Invasive Species Compendium

Detailed coverage of invasive species threatening livelihoods and the environment worldwide

Abstract

Spatial and temporal interactions between endangered spotted-tailed quolls and introduced red foxes in a fragmented landscape.

Abstract

Habitat fragmentation can have detrimental impacts on native predators globally through the loss of habitat and associated impacts from introduced predators. The endangered spotted-tailed quoll (Dasyurus maculatus) is the largest marsupial carnivore on mainland Australia and is sympatric with an introduced predator, the red fox (Vulpes vulpes). Spotted-tailed quolls are considered a forest-dependent species and are often associated with large, intact forested habitats where abundance of prey is high and competition with foxes is low. Spotted-tailed quolls are known to persist in some fragmented habitats in sympatry with foxes; however, the mechanisms facilitating this coexistence are unclear. For 15 months in 2018-19, we used camera traps to investigate whether coexistence between quolls and foxes in a fragmented landscape was facilitated by spatial and/or temporal separation of activity. We found no evidence of spatial separation, with quolls detected on the majority of cameras where foxes were detected. There was considerable temporal overlap between quolls and foxes (Δ1 = 0.71-0.81) and no evidence that fox presence influenced the temporal activity of quolls (Δ1 = 0.76-0.80). Furthermore, there was no evidence of within-night spatiotemporal avoidance between quolls and foxes (R2 < 0.01). Our findings suggest that quolls do not offset their spatial and temporal activity to avoid foxes in this fragmented landscape.
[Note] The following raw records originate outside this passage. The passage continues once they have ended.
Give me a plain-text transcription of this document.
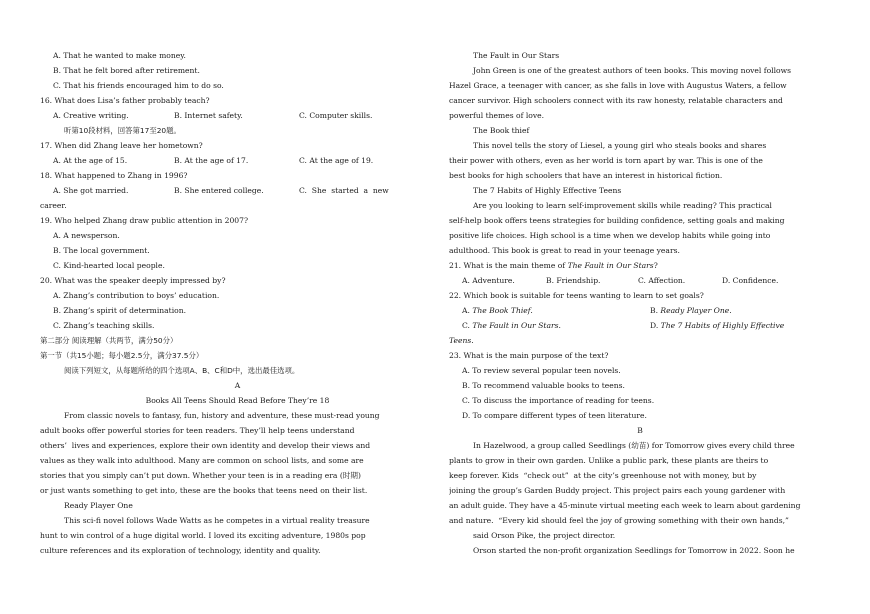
A. That he wanted to make money.
B. That he felt bored after retirement.
C. That his friends encouraged him to do so.
16. What does Lisa’s father probably teach?
A. Creative writing.	B. Internet safety.	C. Computer skills.
听第10段材料，回答第17至20题。
17. When did Zhang leave her hometown?
A. At the age of 15.	B. At the age of 17.	C. At the age of 19.
18. What happened to Zhang in 1996?
A. She got married.	B. She entered college.	C.  She  started  a  new
career.
19. Who helped Zhang draw public attention in 2007?
A. A newsperson.
B. The local government.
C. Kind-hearted local people.
20. What was the speaker deeply impressed by?
A. Zhang’s contribution to boys’ education.
B. Zhang’s spirit of determination.
C. Zhang’s teaching skills.
第二部分 阅读理解（共两节，满分50分）
第一节（共15小题；每小题2.5分，满分37.5分）
阅读下列短文，从每题所给的四个选项A、B、C和D中，选出最佳选项。
A
Books All Teens Should Read Before They’re 18
From classic novels to fantasy, fun, history and adventure, these must-read young
adult books offer powerful stories for teen readers. They’ll help teens understand
others’  lives and experiences, explore their own identity and develop their views and
values as they walk into adulthood. Many are common on school lists, and some are
stories that you simply can’t put down. Whether your teen is in a reading era (时期)
or just wants something to get into, these are the books that teens need on their list.
Ready Player One
This sci-fi novel follows Wade Watts as he competes in a virtual reality treasure
hunt to win control of a huge digital world. I loved its exciting adventure, 1980s pop
culture references and its exploration of technology, identity and quality.
The Fault in Our Stars
John Green is one of the greatest authors of teen books. This moving novel follows
Hazel Grace, a teenager with cancer, as she falls in love with Augustus Waters, a fellow
cancer survivor. High schoolers connect with its raw honesty, relatable characters and
powerful themes of love.
The Book thief
This novel tells the story of Liesel, a young girl who steals books and shares
their power with others, even as her world is torn apart by war. This is one of the
best books for high schoolers that have an interest in historical fiction.
The 7 Habits of Highly Effective Teens
Are you looking to learn self-improvement skills while reading? This practical
self-help book offers teens strategies for building confidence, setting goals and making
positive life choices. High school is a time when we develop habits while going into
adulthood. This book is great to read in your teenage years.
21. What is the main theme of The Fault in Our Stars?
A. Adventure.	B. Friendship.	C. Affection.	D. Confidence.
22. Which book is suitable for teens wanting to learn to set goals?
A. The Book Thief.	B. Ready Player One.
C. The Fault in Our Stars.	D. The 7 Habits of Highly Effective
Teens.
23. What is the main purpose of the text?
A. To review several popular teen novels.
B. To recommend valuable books to teens.
C. To discuss the importance of reading for teens.
D. To compare different types of teen literature.
B
In Hazelwood, a group called Seedlings (幼苗) for Tomorrow gives every child three
plants to grow in their own garden. Unlike a public park, these plants are theirs to
keep forever. Kids  “check out”  at the city’s greenhouse not with money, but by
joining the group’s Garden Buddy project. This project pairs each young gardener with
an adult guide. They have a 45-minute virtual meeting each week to learn about gardening
and nature.  “Every kid should feel the joy of growing something with their own hands,”
said Orson Pike, the project director.
Orson started the non-profit organization Seedlings for Tomorrow in 2022. Soon he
The spatial and temporal sympatry between quolls and foxes is possibly facilitated by low fox density at this site, suggested by low fox detections. The lack of separation between quoll and fox activity could also explain why quolls become locally extinct in other fragmented landscapes because quolls may not modify their activity to avoid foxes. Future research should focus on investigating quoll and fox interactions along a gradient of fox densities and assess if higher fox densities influence spatial and temporal coexistence with quolls in fragmented landscapes.